The recent High Court judgement certifying mineworkers suffering from silicosis and TB as a class has been welcomed by mining unions, jurists and mine workers.
The South Gauteng High Court ruled against 29 respondent gold mining companies allowing a class action suit by thousands of workers suffering from the fatal lung disease, silicosis and co-related tuberculosis.
The class is the largest ever to be certified in South Africa, including not just the miners with silicosis but their surviving next of kin as well. Over 20,000 former mine workers have signed up to seek damages from corporations that profited from gold yielded by mine work that they knew was hazardous to long-term respiratory health. Among them are Harmony Gold, Gold Fields, Sibanye Gold, African Rainbow Minerals and Anglo American. In their replying affidavits these mine owners argue that they cannot be responsible for mines they owned just shares in. Silicosis is also a disease that strikes many years after breathing in the silica dust that is thrown up by drilling and blasting.
It is not yet clear whether the mine owners will appeal the judgement.
George Kahn, an attorney for one of the senior counsels on the case, says the judgement was the most practical approach to the problem of mineworkers that’s over a century old. “The judgement itself is likely to be an important precedent in South African courts, not only on class actions and jurisprudence concepts,” he says. “Class actions are going to become a staple diet. We’re going to start seeing an exponential growth of class actions in South Africa in the next few decades. There’s a massive scope for class actions to take place.”

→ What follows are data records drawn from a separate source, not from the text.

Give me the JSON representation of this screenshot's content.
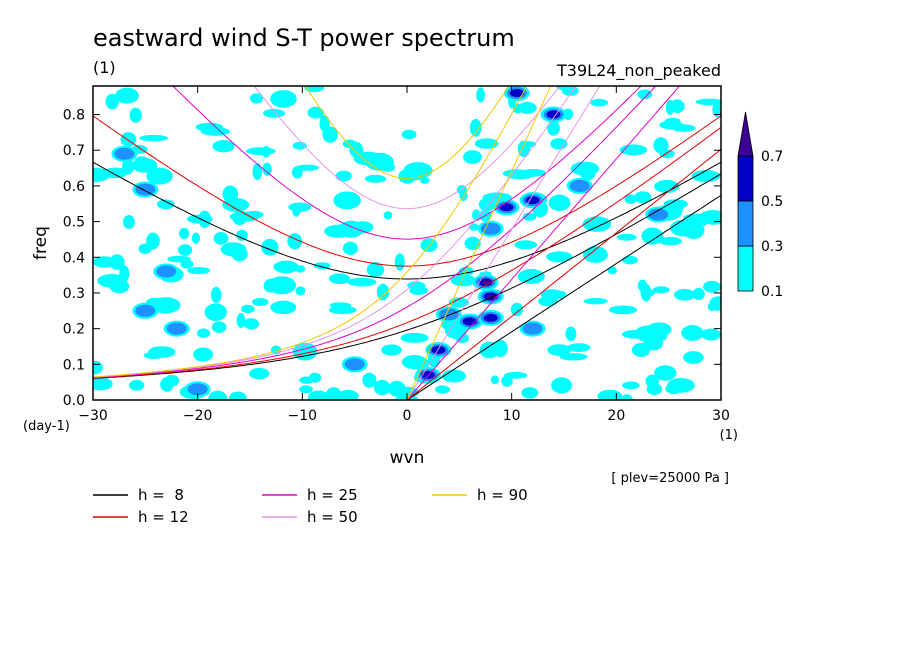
{
  "chart_data": {
    "type": "heatmap",
    "title": "eastward wind S-T power spectrum",
    "title_units": "(1)",
    "run_label": "T39L24_non_peaked",
    "xlabel": "wvn",
    "xunits": "(1)",
    "ylabel": "freq",
    "yunits": "(day-1)",
    "level_note": "[ plev=25000 Pa ]",
    "xlim": [
      -30,
      30
    ],
    "ylim": [
      0,
      0.88
    ],
    "xticks": [
      -30,
      -20,
      -10,
      0,
      10,
      20,
      30
    ],
    "yticks": [
      0.0,
      0.1,
      0.2,
      0.3,
      0.4,
      0.5,
      0.6,
      0.7,
      0.8
    ],
    "colorbar": {
      "levels": [
        "0.1",
        "0.3",
        "0.5",
        "0.7"
      ],
      "colors": [
        "#00ffff",
        "#1e90ff",
        "#0000c8",
        "#3c0096"
      ]
    },
    "hot_spots": [
      {
        "x": 7.5,
        "y": 0.33,
        "level": 0.7
      },
      {
        "x": 8.0,
        "y": 0.29,
        "level": 0.7
      },
      {
        "x": 6.0,
        "y": 0.22,
        "level": 0.5
      },
      {
        "x": 8.0,
        "y": 0.23,
        "level": 0.5
      },
      {
        "x": 3.0,
        "y": 0.14,
        "level": 0.5
      },
      {
        "x": 2.0,
        "y": 0.07,
        "level": 0.5
      },
      {
        "x": 14.0,
        "y": 0.8,
        "level": 0.5
      },
      {
        "x": 9.5,
        "y": 0.54,
        "level": 0.5
      },
      {
        "x": 12.0,
        "y": 0.56,
        "level": 0.5
      },
      {
        "x": 10.5,
        "y": 0.86,
        "level": 0.5
      },
      {
        "x": -25.0,
        "y": 0.59,
        "level": 0.3
      },
      {
        "x": -27.0,
        "y": 0.69,
        "level": 0.3
      },
      {
        "x": -23.0,
        "y": 0.36,
        "level": 0.3
      },
      {
        "x": -25.0,
        "y": 0.25,
        "level": 0.3
      },
      {
        "x": -22.0,
        "y": 0.2,
        "level": 0.3
      },
      {
        "x": -20.0,
        "y": 0.03,
        "level": 0.3
      },
      {
        "x": 8.0,
        "y": 0.48,
        "level": 0.3
      },
      {
        "x": 4.0,
        "y": 0.24,
        "level": 0.3
      },
      {
        "x": 16.5,
        "y": 0.6,
        "level": 0.3
      },
      {
        "x": 24.0,
        "y": 0.52,
        "level": 0.3
      },
      {
        "x": -5.0,
        "y": 0.1,
        "level": 0.3
      },
      {
        "x": 12.0,
        "y": 0.2,
        "level": 0.3
      }
    ],
    "series": [
      {
        "name": "h =  8",
        "h": 8,
        "color": "#000000"
      },
      {
        "name": "h = 12",
        "h": 12,
        "color": "#e60000"
      },
      {
        "name": "h = 25",
        "h": 25,
        "color": "#e600c8"
      },
      {
        "name": "h = 50",
        "h": 50,
        "color": "#e696e6"
      },
      {
        "name": "h = 90",
        "h": 90,
        "color": "#f0c800"
      }
    ],
    "grid": false,
    "legend_position": "bottom-left"
  }
}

Mining unions welcome the High Court ruling
In a statement, the National Union of Mineworkers (NUM) has hailed the ruling as a major turning point in occupational health and safety in mining. NUM’s National Chairperson for Health and Safety, Peter Bailey is quoted as saying that the class action judgment will bear fruits for the sufferers of silicosis. Rather than flooding the courts with individual claims, the class action enables any current or former mine employees to ‘opt-in’ to the class. The consequences of settling damages for the industry will be massive.
One of the most ground-breaking aspects of the judgement is that it recognizes that the mines and the migrant labour system they depend on, under-developed the communities from where labour was recruited. It admits damages are transmitted through the family and down generations. “It is a controversial judgement that will have consequences for the road accident fund and others. It goes beyond the class action insofar as we have gone beyond our existing understanding in the law. It’s rationalized our legal system.”
In their statement responding to the judgement, the Association of Mineworkers and Construction Union (AMCU) described the judgment as a victory as it will allow hundreds of thousands of gold miners and their families to access justice and redress.
The mining companies have together formed the Occupational Lung Disease (OLD) working group to deal with such issues. Alan Fine, a spokesman for OLD said in a statement the gold companies were studying the judgment and each firm would decide whether to appeal the court ruling. “Either way, it should be noted that the finding does not represent a view on the merits of the cases brought by claimants,” Fine stated.
Mine owners on the defensive
Proving that the mine owners are responsible for silicosis will follow complex legal argument. It will be difficult for the mine companies to prove that they were not aware of the epidemic when they were meant to be measuring dust levels as well as the health of their workforce. Anglo American has already indicated that it cannot dodge its responsibility. Earlier this year the corporation came to a R500-million settlement with over four thousand of its old mine workers who have silicosis. The class action brings the day of reckoning for all profiteers from sickness and death closer.